One of the most exciting challenges in neurosciences is to understand how the brain encodes and stores new information from the environment in order to produce adequate changes in behaviour. In the past, the prevailing view concerning the cellular mechanisms of learning was that spatio-temporal patterns of activity in specific neuronal assemblies contribute to the coding of information and that activity-dependent modifications in synaptic weights between neurons underlie the consolidation of these patterns after learning.
This was first postulated by Hebb (1949) who proposed that transmission in neural networks might be persistently modified by coincidental pre- and postsynaptic activity at single connections. Since then, long-term potentiation and long-term depression of synaptic strength between neurons became the most studied, and widely accepted, models of memory formation in the brain. Using intracellular recordings in the rat in vivo, Séverine Mahon and Stéphane Charpier recently showed that pyramidal neurons of the cerebral cortex can experience a new form of learning that is not mediated by modifications in the strength of synaptic inputs impinging the neurons.
This “intrinsic learning” rather results from the persistent modulation of non-synaptic ionic channels controlling the neuronal excitability, i.e. the endogenous capacity of a neuron to be excited (to fire an action potential) by a given stimulus. Conditioning protocols used in this study consisted in electrical stimulation generating, in cortical neurons of the somatosensory cortex, a pattern of activity matching that produced during an exploratory task. These periods of rhythmic firing could induce in cortical neurons a long-lasting increase or decrease in their intrinsic excitability.

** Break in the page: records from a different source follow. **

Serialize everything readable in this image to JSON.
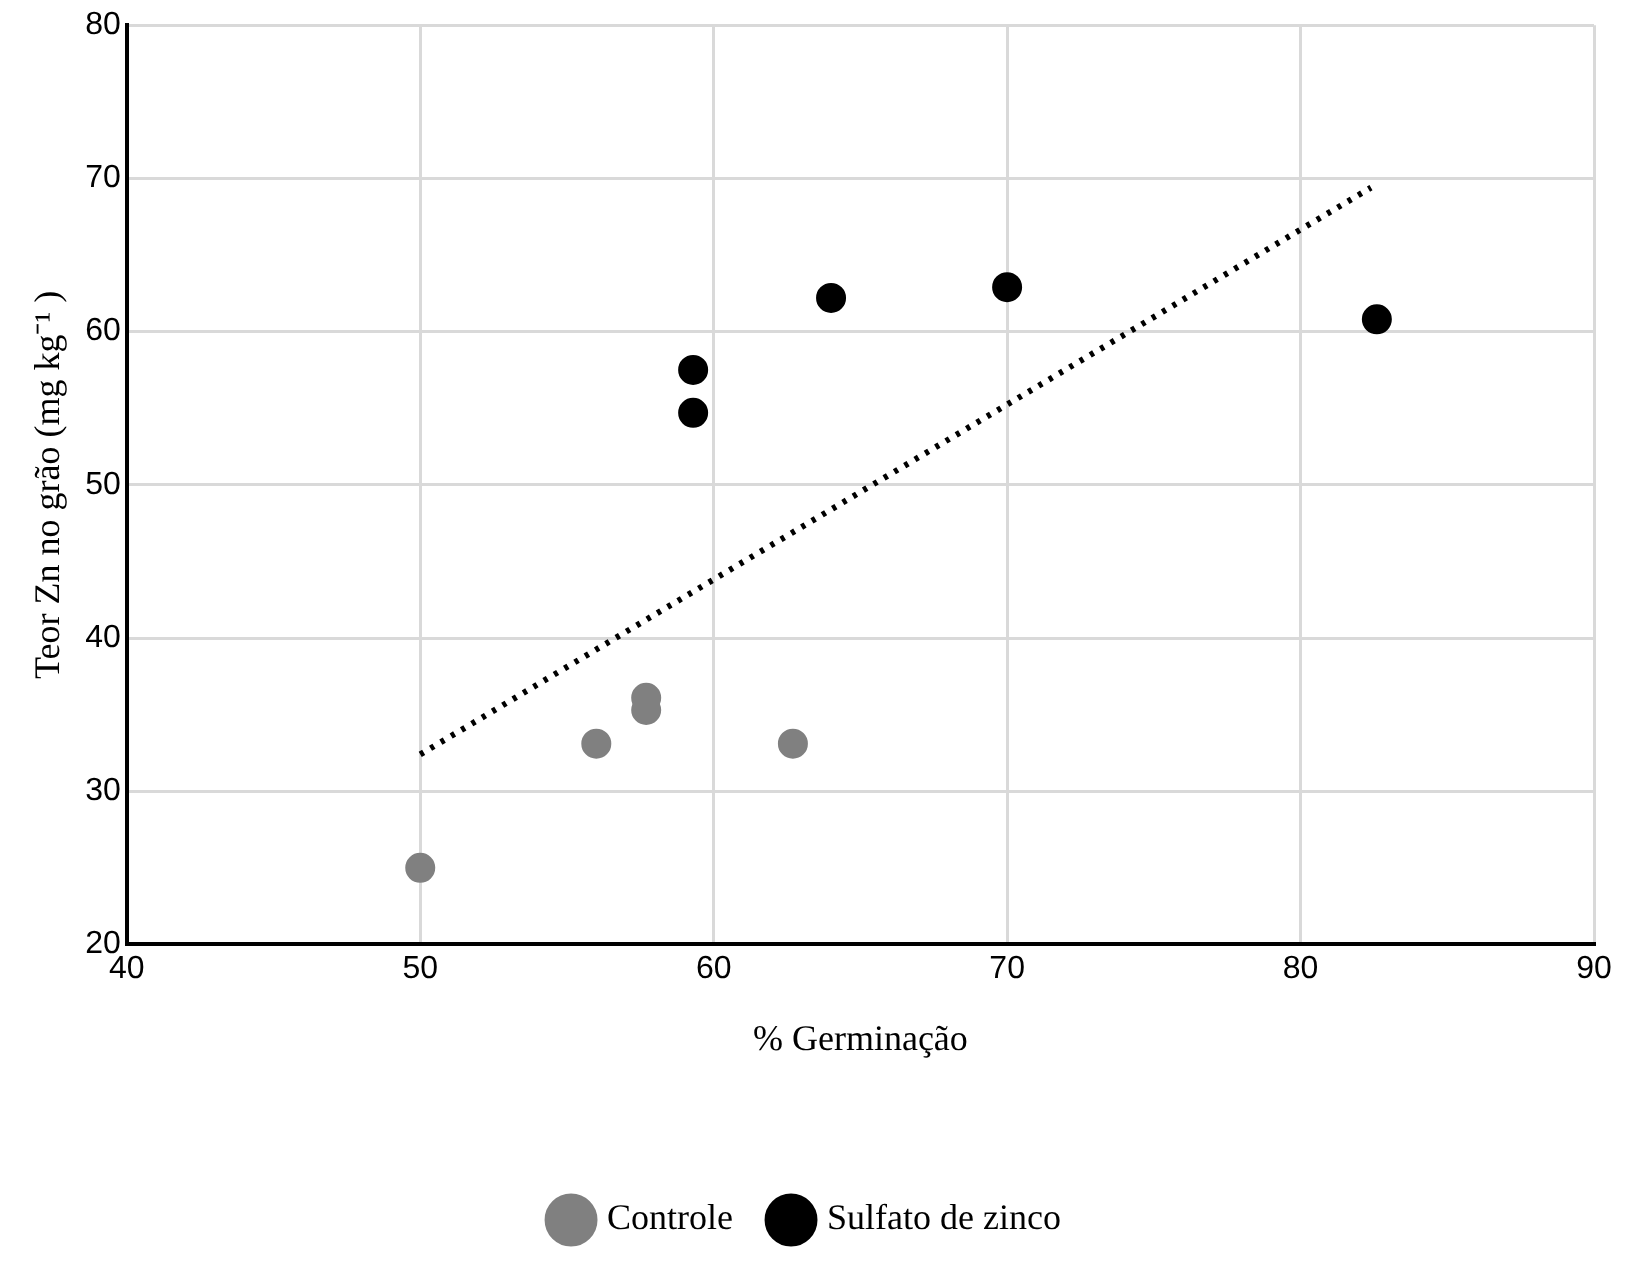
{
  "chart_data": {
    "type": "scatter",
    "xlabel": "% Germinação",
    "ylabel": "Teor Zn no grão (mg kg⁻¹ )",
    "xlim": [
      40,
      90
    ],
    "ylim": [
      20,
      80
    ],
    "xticks": [
      40,
      50,
      60,
      70,
      80,
      90
    ],
    "yticks": [
      20,
      30,
      40,
      50,
      60,
      70,
      80
    ],
    "grid": true,
    "legend": "bottom",
    "marker": "circle",
    "series": [
      {
        "name": "Controle",
        "color": "#808080",
        "x": [
          50,
          56,
          57.7,
          57.7,
          62.7
        ],
        "values": [
          25,
          33.1,
          36.1,
          35.3,
          33.1
        ]
      },
      {
        "name": "Sulfato de zinco",
        "color": "#000000",
        "x": [
          59.3,
          59.3,
          64,
          70,
          82.6
        ],
        "values": [
          57.5,
          54.7,
          62.2,
          62.9,
          60.8
        ]
      },
      {
        "type": "line",
        "color": "#000000",
        "line_style": "dotted",
        "marker": "none",
        "x": [
          50,
          82.4
        ],
        "values": [
          32.4,
          69.4
        ]
      }
    ]
  }
}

Potentiation and depression of intrinsic excitability resulted, respectively, in an increased or decreased endogenous ability of the neurons to generate action potentials. We demonstrate the functional impact of this cellular learning by characterizing its effectiveness to modify the integration of sensory information. Indeed, neurons whose excitability was potentiated by the conditioning exhibited an increased capacity to generate action potential in response to sensory stimulation. Opposite changes were observed in depressed neurons.
This cellular plasticity, mediated by changes in the properties of non-synaptic ionic channels, is computationally appealing since it allows a durable and precise control of sensory integration in the cortical neurons directly engaged in behavioural learning. This introduces a novel dimension in the field of experience dependent plasticity and further studies might reveal the ubiquitous nature of such cellular intrinsic memory in various brain regions.